GREEN BAY — The Green Bay Packers have placed Niagara Falls native James Starks on the reserve/physically unable to perform list due to a lingering hamstring injury.
Starks, the University at Buffalo’s all-time leading rusher, is ineligible to practice with for the first six weeks of the regular season. After that, he can practice for three weeks before the team must decide whether to put him on the active roster or season-ending injured reserve.
The Packers picked Starks in the sixth round of the draft and he was expected to compete to be the team’s No. 2 tailback behind starter Ryan Grant. Starks initially hurt his hamstring during offseason practices, then days after telling the Gazette the injury had healed, he aggravated it while trying to complete a conditioning test prior to the start of training camp.
Starks was placed on the training camp PUP list at the time and has not practiced since. Coach Mike McCarthy has expressed frustration to reporters about Starks’ slow recovery. Had Starks been able to practice during training camp, he would not have been allowed to be placed on the regular season PUP list.
Running backs coach Edgar Bennett told the Green Bay Press Gazette that Starks has been keeping up in meetings and that the team would have to “trust some of the things that you saw when he was able to practice, as well as what he shoed coming from college.”

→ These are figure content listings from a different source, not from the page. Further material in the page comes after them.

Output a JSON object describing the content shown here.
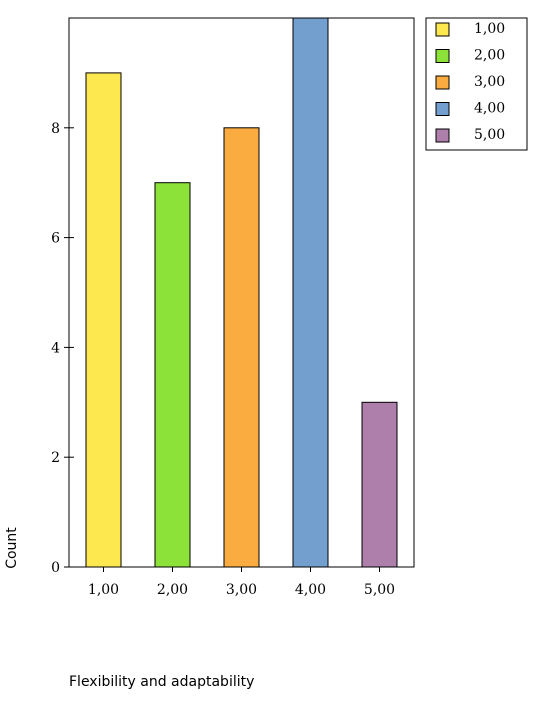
{
  "chart_data": {
    "type": "bar",
    "categories": [
      "1,00",
      "2,00",
      "3,00",
      "4,00",
      "5,00"
    ],
    "values": [
      9,
      7,
      8,
      10,
      3
    ],
    "colors": [
      "#fde84f",
      "#8de23a",
      "#fbac41",
      "#739fcf",
      "#ad7faa"
    ],
    "xlabel": "Flexibility and adaptability",
    "ylabel": "Count",
    "ylim": [
      0,
      10
    ],
    "yticks": [
      "0",
      "2",
      "4",
      "6",
      "8"
    ],
    "ytick_values": [
      0,
      2,
      4,
      6,
      8
    ],
    "legend": {
      "placement": "top-right",
      "entries": [
        "1,00",
        "2,00",
        "3,00",
        "4,00",
        "5,00"
      ]
    },
    "grid": false
  }
}
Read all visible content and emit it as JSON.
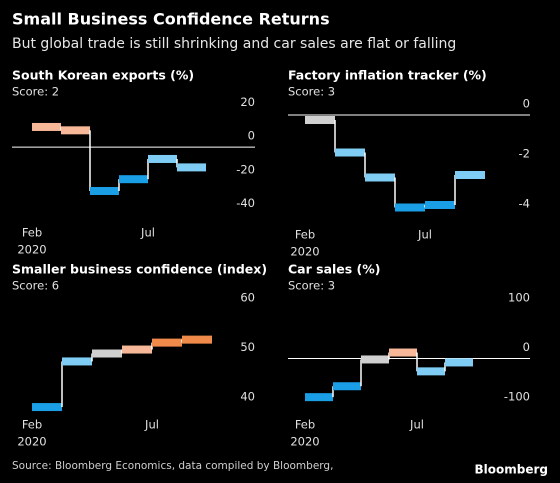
{
  "title": "Small Business Confidence Returns",
  "subtitle": "But global trade is still shrinking and car sales are flat or falling",
  "source": "Source: Bloomberg Economics, data compiled by Bloomberg,",
  "brand": "Bloomberg",
  "chart_data": [
    {
      "type": "step",
      "title": "South Korean exports (%)",
      "score": "Score: 2",
      "categories": [
        "Feb",
        null,
        null,
        null,
        "Jul",
        null
      ],
      "year_label": "2020",
      "values": [
        12,
        10,
        -26,
        -19,
        -7,
        -12
      ],
      "colors": [
        "#f7b89a",
        "#f7b89a",
        "#1a9ee6",
        "#1a9ee6",
        "#7fcdf5",
        "#7fcdf5"
      ],
      "ylim": [
        -45,
        28
      ],
      "yticks": [
        20,
        0,
        -20,
        -40
      ],
      "zero_line": true
    },
    {
      "type": "step",
      "title": "Factory inflation tracker (%)",
      "score": "Score: 3",
      "categories": [
        "Feb",
        null,
        null,
        null,
        "Jul",
        null
      ],
      "year_label": "2020",
      "values": [
        -0.2,
        -1.5,
        -2.5,
        -3.7,
        -3.6,
        -2.4
      ],
      "colors": [
        "#d0d0d0",
        "#7fcdf5",
        "#7fcdf5",
        "#1a9ee6",
        "#1a9ee6",
        "#7fcdf5"
      ],
      "ylim": [
        -4.4,
        0.6
      ],
      "yticks": [
        0,
        -2,
        -4
      ],
      "zero_line": true
    },
    {
      "type": "step",
      "title": "Smaller business confidence (index)",
      "score": "Score: 6",
      "categories": [
        "Feb",
        null,
        null,
        null,
        "Jul",
        null
      ],
      "year_label": "2020",
      "values": [
        40.2,
        49.4,
        51,
        51.8,
        53.2,
        53.8
      ],
      "colors": [
        "#1a9ee6",
        "#7fcdf5",
        "#d0d0d0",
        "#f7b89a",
        "#f08a4b",
        "#f08a4b"
      ],
      "ylim": [
        38.6,
        62.8
      ],
      "yticks": [
        60,
        50,
        40
      ],
      "zero_line": false
    },
    {
      "type": "step",
      "title": "Car sales (%)",
      "score": "Score: 3",
      "categories": [
        "Feb",
        null,
        null,
        null,
        "Jul",
        null
      ],
      "year_label": "2020",
      "values": [
        -78,
        -56,
        -2,
        12,
        -26,
        -8
      ],
      "colors": [
        "#1a9ee6",
        "#1a9ee6",
        "#d0d0d0",
        "#f7b89a",
        "#7fcdf5",
        "#7fcdf5"
      ],
      "ylim": [
        -114,
        128
      ],
      "yticks": [
        100,
        0,
        -100
      ],
      "zero_line": true
    }
  ]
}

Starks missed his entire senior season at UB after having shoulder surgery last August, meaning that if he doesn’t play for the Packers this season, he will enter next year’s training camp having not engaged in full-contact football for two full years.
In Starks’ absence, undrafted rookie running back Quinn Porter had a strong training camp. But after hurting his knee, Porter was placed on season-ending injured reserve.
The Packers now have three running backs on their roster — Grant, 2007 second-round draft pick Brandon Jackson, and Kregg Lumpkin, who spent last season on the practice squad.
Cornerback Al Harris and safety Atari Bigby were also placed on the PUP list Tuesday as the Packers trimmed their roster to 75 players on the first cut-down day of the NFL season.